If you write enough speculative bullshit about sports some of it will probably be right.
I have a theory about what causes 90 percent of sports fans’ worst behavior: It’s not born from obsession but a need to fulfill an insider fantasy.
In an age in which not just fantasy sports, but fantasy sports analysis and fantasy sports supplies are cottage industries, the fundamental delusion of the fan is control. The belief that the average fan is basically part of team management underlies a lot of suspect (but increasingly normalized) behavior: Closely watching high school athletes who aren’t your son (“scouting”), simulating 20 seasons in Madden (“projecting”), and calling into sports radio shows with desperate pleas directed at free agent athletes (“recruiting”).
And with social media actually reducing barriers to access, now exists the worst manifestation of this mania yet: Twitter rumor-mongering. A stable of legitimate reporters provide this service, like Jon Heyman for baseball and Adam Schefter for football. But when fans cross the line between eagerly awaiting breaking news and needing to feel like they’ve got Billy Beane’s number in their cell phone, the market demands a particular type of snake oil salesman.
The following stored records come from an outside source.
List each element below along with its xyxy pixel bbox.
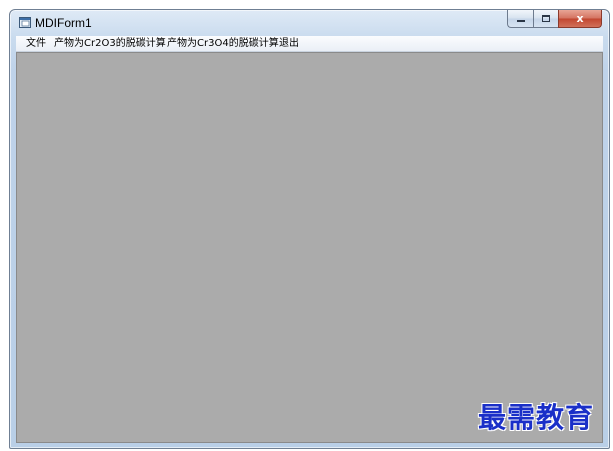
menu-item-file[interactable]: 文件 xyxy=(26,37,46,50)
menu-bar: 文件 产物为Cr2O3的脱碳计算 产物为Cr3O4的脱碳计算 退出 xyxy=(16,36,603,52)
minimize-button[interactable] xyxy=(507,10,533,28)
minimize-icon xyxy=(516,19,525,22)
menu-item-cr2o3-calc[interactable]: 产物为Cr2O3的脱碳计算 xyxy=(54,37,166,50)
window-title: MDIForm1 xyxy=(35,16,92,30)
maximize-icon xyxy=(542,15,550,22)
watermark-logo: 最需教育 xyxy=(477,401,594,434)
close-icon: x xyxy=(576,12,584,25)
mdi-parent-window: MDIForm1 x 文件 产物为Cr2O3的脱碳计算 产物为Cr3O4的脱碳计… xyxy=(9,9,610,449)
mdi-client-area[interactable]: 最需教育 xyxy=(16,52,603,443)
menu-item-exit[interactable]: 退出 xyxy=(279,37,299,50)
form-window-icon xyxy=(19,17,31,28)
maximize-button[interactable] xyxy=(533,10,558,28)
menu-item-cr3o4-calc[interactable]: 产物为Cr3O4的脱碳计算 xyxy=(167,37,279,50)
title-bar[interactable]: MDIForm1 x xyxy=(10,10,609,36)
close-button[interactable]: x xyxy=(558,10,602,28)
caption-buttons: x xyxy=(507,10,602,29)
Enter the “Twitter Insiders.” Anonymous users with official-sounding handles and spooky avatars are proving with their follower counts just how desperately fans want to know about trades a few minutes before news actually breaks.
I parodied the phenomenon in February, right before the NHL trading deadline. And while my post was a minor hit among freaky hockey sickos, the mongering has only gotten worse, with fake insiders proving as popular as ever during this hockey offseason.
At the heart of hockey’s fake rumor mill sits Eklund, the guy behind HockeyBuzz.com, who codified many genre conventions, including, but not limited to, anonymity, hyperbole, and secretive language. Eklund, real name Dwayne Klessel, who lists his phone number in his Twitter bio, has long since passed from nuisance to novelty. That his throw-crap-at-the-wall approach is less successful than random chance has long been obvious. And Eklund’s self-deprecating tone and mostly genial demeanor has aided his transformation from villain into farce.
Still, HockeyBuzz.com boasts 30 million unique visitors per month. Even faced with the low odds of anything Eklund writing coming to pass, people flock to his, hoping to find a small nugget of inside information in a pile of crap. After all, Eklund’s information is sometimes good, and he denies making stuff up, but he doesn’t have any filter, and never seems to bother to confirm anything the way fusty, factual old media journalists would.
Now, however, a more insidious type of Twitter insider is on the rise, one that cannot be easily dismissed as unfiltered and unverified. These prattlers, who probably are lying and were the true targets of my parody, exploit Twitter’s features to create an illusion of credibility. They bury their mistakes under the sheer volume of tweets, and magnify their successes with retweets. They also block anyone who challenges them.
Basically, these accounts are like the worst kind of “psychic” hustler, only for hockey fans, and instead of “the cards” it’s “my sources.” Their tweets are cold readings, purposely vague and all-encompassing, allowing the fan to imagine the best possible future for their team, while also giving the rumormonger an excuse for when everything they said inevitably goes belly up.
Most notable and brazen among them is @hockeyyinsiderr, who, just a week after getting everything wrong about Zach Parise’s negotiations , still commands a huge and loyal audience. The night before Parise and Ryan Suter signed with the Minnesota Wild, the Insiderr claimed that there was a 5 percent chance the two would go to Minnesota.
Then, right before their signings, Mr. Insider changed his tune in a tweet meant to cover his ass, one claiming Parise and Suter might sign with the Wild. Afterwards, he created an entire story about Parise reneging badly on a commitment to Pittsburg. The way he told it, Sidney Crosby was practically calling for a Canadian invasion of Minnesota. TSN actual-insider Darren Dreger was so offended by this narrative, he took time to call him out, citing Penguins’ GM Ray Shero as his source.
In what turned into an embarrassing internet squabble, HockeyyInsiderr told Dreger to un-block him and apologize, threatening to leak a compromising photo of the Canadian sportscaster at work (which was of course acquired from an anonymous source). The “incriminating” photo wasn’t even PhotoShopped; the Insider taped a printout to a computer monitor and took a picture. He’s daring you to unfollow him now.
But you shouldn’t get mad at the Insiderr, a guy who cons people so masterfully, who grows an audience in the face of seemingly career-destroying missteps. He proves you can just BS your way through everything, and fools enough people enough of the time to now be working to form a team of “expert rumor breakers” that will be selected from among his followers. Yep, now all you have to do to be an expert is follow a guy who says he is one.